From b5ce0f3d32aa433c91904932c5475cab33c5a0cf Mon Sep 17 00:00:00 2001
From: Michael Friedrich <michael.friedrich@icinga.com>
Date: Wed, 5 Jun 2019 09:55:49 +0200
Subject: [PATCH 2/2] Add cipher list change to upgrading docs

---
 doc/16-upgrading-icinga-2.md | 34 +++++++++++++++++++++++++++++++++-
 1 file changed, 33 insertions(+), 1 deletion(-)

diff --git a/doc/16-upgrading-icinga-2.md b/doc/16-upgrading-icinga-2.md
index 656dcb835..4cd2c0d32 100644
--- a/doc/16-upgrading-icinga-2.md
+++ b/doc/16-upgrading-icinga-2.md
@@ -53,7 +53,22 @@ and compiled into the binary as header only include. It helps our way to C++11 a
 to fix additional UTF8 issues more easily. Read more about its [design goals](https://github.com/nlohmann/json#design-goals)
 and [benchmarks](https://github.com/miloyip/nativejson-benchmark#parsing-time).
 
-### TLS 1.2 <a id="upgrading-to-2-11-tls-1-2"></a>
+### Network Stack <a id="upgrading-to-2-11-network-stack"></a>
+
+The core network stack has been rewritten in 2.11 (some say this could be Icinga 3).
+
+You can read the full story [here](https://github.com/Icinga/icinga2/issues/7041).
+
+The only visible changes for users are:
+
+- No more dead-locks with hanging TLS connections (Cluster, REST API)
+- Better log messages in error cases
+- More robust and stable with using external libraries instead of self-written socket I/O
+
+Coming with this release, we've also updated TLS specific requirements
+explained below.
+
+#### TLS 1.2 <a id="upgrading-to-2-11-network-stack-tls-1-2"></a>
 
 v2.11 raises the minimum required TLS version to 1.2.

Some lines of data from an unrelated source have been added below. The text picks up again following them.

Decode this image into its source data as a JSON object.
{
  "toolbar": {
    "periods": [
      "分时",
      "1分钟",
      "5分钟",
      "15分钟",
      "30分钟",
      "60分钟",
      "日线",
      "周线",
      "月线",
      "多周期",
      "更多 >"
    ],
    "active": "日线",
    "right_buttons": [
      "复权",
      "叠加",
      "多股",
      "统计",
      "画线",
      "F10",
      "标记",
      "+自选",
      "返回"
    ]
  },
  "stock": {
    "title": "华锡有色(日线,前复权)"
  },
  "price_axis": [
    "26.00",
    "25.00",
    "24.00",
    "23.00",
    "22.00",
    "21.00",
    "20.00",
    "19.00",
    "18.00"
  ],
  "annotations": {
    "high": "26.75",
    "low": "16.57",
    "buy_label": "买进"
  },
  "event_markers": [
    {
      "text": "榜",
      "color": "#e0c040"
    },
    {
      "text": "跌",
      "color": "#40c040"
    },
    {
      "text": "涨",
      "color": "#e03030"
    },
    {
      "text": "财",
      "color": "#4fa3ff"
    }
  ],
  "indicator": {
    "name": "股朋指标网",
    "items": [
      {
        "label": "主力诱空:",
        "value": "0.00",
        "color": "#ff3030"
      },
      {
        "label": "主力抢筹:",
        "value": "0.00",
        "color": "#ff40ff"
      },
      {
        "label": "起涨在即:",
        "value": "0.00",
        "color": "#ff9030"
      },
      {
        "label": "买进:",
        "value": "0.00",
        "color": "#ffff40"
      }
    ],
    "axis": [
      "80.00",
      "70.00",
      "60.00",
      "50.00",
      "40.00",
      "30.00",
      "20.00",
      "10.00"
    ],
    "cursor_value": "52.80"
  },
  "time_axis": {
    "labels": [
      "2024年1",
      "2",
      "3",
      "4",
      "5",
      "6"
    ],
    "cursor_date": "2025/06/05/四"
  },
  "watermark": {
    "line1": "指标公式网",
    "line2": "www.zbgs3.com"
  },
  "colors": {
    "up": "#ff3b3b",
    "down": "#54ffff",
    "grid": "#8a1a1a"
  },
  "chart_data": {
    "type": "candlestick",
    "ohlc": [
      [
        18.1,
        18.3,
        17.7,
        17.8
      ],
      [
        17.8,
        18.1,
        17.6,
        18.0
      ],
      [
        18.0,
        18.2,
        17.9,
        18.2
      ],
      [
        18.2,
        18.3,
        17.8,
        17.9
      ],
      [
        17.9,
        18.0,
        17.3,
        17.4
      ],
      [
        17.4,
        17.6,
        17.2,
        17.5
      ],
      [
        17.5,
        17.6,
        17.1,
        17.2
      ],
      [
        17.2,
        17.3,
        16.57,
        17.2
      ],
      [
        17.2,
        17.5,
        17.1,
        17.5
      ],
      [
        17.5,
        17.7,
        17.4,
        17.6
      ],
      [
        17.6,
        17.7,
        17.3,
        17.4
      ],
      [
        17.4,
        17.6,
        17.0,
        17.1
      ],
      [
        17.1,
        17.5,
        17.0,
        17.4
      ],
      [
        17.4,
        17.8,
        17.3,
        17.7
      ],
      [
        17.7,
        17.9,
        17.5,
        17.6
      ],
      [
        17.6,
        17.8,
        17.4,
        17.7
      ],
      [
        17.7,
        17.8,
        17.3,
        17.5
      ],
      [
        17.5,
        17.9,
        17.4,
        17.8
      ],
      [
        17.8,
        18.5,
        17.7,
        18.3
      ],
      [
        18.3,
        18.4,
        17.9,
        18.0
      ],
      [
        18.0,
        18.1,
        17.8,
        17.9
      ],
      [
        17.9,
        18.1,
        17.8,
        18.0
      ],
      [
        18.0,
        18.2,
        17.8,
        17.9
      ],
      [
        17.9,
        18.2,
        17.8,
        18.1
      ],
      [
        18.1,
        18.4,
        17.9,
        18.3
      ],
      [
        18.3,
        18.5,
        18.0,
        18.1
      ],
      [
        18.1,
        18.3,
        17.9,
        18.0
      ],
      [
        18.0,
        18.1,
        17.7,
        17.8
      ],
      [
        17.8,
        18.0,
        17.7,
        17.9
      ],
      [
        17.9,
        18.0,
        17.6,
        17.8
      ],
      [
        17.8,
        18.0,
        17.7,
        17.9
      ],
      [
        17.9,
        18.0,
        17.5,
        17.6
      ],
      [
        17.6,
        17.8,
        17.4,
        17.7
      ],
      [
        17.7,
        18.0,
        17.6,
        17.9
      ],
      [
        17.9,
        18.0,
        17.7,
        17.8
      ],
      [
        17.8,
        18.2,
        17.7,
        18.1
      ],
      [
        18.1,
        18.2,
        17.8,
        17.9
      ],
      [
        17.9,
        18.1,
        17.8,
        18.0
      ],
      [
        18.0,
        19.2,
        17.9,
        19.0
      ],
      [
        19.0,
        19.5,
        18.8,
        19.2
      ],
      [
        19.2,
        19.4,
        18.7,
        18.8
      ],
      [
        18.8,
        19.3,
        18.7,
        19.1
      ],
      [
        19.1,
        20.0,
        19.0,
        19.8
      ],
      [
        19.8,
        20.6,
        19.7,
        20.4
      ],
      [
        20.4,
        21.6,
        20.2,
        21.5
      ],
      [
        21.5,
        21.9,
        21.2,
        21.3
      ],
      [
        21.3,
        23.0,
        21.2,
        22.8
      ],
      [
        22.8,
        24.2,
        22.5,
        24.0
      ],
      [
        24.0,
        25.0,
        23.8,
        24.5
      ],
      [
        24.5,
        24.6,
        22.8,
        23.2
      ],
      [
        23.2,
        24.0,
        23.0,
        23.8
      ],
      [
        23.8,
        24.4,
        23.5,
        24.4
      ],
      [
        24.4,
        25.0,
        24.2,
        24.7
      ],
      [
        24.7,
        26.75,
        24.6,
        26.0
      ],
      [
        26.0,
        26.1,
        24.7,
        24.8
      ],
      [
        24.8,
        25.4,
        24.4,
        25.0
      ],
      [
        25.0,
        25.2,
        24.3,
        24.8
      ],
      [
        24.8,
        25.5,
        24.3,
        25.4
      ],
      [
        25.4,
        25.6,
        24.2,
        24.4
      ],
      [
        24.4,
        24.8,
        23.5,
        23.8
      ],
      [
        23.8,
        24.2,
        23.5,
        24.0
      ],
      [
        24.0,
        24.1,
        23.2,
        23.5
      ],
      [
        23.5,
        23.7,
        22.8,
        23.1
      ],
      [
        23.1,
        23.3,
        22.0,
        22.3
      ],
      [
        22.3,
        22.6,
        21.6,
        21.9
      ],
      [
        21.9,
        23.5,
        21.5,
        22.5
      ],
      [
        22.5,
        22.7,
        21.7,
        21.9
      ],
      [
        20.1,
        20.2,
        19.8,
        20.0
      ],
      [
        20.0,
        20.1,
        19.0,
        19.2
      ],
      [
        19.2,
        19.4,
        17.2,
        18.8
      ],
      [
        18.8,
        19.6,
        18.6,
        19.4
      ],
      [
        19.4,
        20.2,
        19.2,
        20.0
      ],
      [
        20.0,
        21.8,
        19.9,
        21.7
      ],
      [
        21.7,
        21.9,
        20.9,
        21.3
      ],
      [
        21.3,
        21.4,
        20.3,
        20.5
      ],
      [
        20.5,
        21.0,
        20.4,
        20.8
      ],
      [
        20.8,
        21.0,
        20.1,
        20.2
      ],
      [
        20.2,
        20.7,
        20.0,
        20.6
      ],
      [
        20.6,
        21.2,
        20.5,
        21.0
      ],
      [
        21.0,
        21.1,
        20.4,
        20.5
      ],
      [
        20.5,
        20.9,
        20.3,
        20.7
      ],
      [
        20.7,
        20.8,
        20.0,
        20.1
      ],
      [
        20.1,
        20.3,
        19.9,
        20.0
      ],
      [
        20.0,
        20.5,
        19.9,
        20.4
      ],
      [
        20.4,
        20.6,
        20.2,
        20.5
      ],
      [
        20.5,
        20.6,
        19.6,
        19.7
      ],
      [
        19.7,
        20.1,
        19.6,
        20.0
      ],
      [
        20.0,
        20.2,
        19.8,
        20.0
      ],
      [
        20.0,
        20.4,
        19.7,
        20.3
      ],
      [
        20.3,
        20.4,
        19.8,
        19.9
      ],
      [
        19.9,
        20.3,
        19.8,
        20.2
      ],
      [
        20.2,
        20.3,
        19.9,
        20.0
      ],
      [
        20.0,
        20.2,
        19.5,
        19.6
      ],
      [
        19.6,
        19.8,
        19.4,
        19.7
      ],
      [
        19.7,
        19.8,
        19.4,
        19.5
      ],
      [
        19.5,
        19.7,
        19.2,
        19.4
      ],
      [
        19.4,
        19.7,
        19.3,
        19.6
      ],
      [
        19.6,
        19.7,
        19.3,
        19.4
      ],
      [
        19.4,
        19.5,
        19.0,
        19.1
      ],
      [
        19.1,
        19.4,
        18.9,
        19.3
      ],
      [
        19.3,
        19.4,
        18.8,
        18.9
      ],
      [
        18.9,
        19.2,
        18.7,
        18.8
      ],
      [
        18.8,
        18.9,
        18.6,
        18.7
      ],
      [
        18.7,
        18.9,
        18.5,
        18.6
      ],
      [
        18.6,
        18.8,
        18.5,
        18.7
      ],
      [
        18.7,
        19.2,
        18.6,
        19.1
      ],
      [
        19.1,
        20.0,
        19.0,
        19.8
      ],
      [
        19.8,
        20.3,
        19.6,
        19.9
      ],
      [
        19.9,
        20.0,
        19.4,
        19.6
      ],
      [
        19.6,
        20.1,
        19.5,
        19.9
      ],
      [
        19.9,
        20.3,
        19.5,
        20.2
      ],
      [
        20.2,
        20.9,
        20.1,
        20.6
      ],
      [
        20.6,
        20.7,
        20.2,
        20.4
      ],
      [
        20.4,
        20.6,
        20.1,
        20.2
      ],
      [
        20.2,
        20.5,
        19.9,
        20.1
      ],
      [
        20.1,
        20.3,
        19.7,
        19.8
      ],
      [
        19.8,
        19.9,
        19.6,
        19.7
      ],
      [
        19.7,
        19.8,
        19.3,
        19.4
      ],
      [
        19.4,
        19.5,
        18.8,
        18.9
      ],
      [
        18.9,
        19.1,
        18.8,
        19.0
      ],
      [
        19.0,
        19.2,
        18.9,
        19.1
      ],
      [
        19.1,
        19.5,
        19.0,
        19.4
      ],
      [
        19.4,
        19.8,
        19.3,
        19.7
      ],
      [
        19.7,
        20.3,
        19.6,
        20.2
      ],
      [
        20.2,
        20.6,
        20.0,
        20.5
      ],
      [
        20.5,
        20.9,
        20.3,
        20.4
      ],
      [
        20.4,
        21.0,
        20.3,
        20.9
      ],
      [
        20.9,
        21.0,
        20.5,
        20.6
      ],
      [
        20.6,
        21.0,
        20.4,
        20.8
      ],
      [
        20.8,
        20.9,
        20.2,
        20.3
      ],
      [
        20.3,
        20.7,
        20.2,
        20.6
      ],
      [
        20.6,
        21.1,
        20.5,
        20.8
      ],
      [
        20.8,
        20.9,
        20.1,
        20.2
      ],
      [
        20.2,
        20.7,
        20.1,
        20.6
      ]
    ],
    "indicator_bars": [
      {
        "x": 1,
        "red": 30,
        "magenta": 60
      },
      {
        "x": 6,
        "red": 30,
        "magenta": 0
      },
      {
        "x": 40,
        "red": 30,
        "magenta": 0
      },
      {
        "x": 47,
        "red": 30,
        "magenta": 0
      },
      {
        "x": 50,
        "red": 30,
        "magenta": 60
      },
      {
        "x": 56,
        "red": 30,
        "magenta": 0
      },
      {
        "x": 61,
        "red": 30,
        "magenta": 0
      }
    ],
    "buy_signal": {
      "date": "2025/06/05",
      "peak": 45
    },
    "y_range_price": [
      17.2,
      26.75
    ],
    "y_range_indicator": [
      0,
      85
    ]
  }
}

 This is available since OpenSSL 1.0.1 (EL6 & Debian Jessie).
@@ -64,6 +79,23 @@ handshake.
 The `api` feature attribute `tls_protocolmin` now only supports the
 value `TLSv1.2` being the default.
 
+#### Hardened Cipher List <a id="upgrading-to-2-11-network-stack-cipher-list"></a>
+
+The previous default cipher list allowed weak ciphers. There's no sane way
+other than explicitly setting the allowed ciphers.
+
+The new default sets this to:
+
+```
+ECDHE-ECDSA-AES256-GCM-SHA384:ECDHE-RSA-AES256-GCM-SHA384:ECDHE-ECDSA-CHACHA20-POLY1305:ECDHE-RSA-CHACHA20-POLY1305:ECDHE-ECDSA-AES128-GCM-SHA256:ECDHE-RSA-AES128-GCM-SHA256:ECDHE-ECDSA-AES256-SHA384:ECDHE-RSA-AES256-SHA384:ECDHE-ECDSA-AES128-SHA256:ECDHE-RSA-AES128-SHA256
+```
+
+You can override this setting in the [api](09-object-types.md#objecttype-apilistener)
+feature with the `cipher_list` attribute.
+
+In case that one of these ciphers is marked as insecure in the future,
+please let us know with an issue on GitHub.
+
 ### HA-aware Features <a id="upgrading-to-2-11-ha-aware-features"></a>
 
 v2.11 introduces additional HA functionality similar to the DB IDO feature.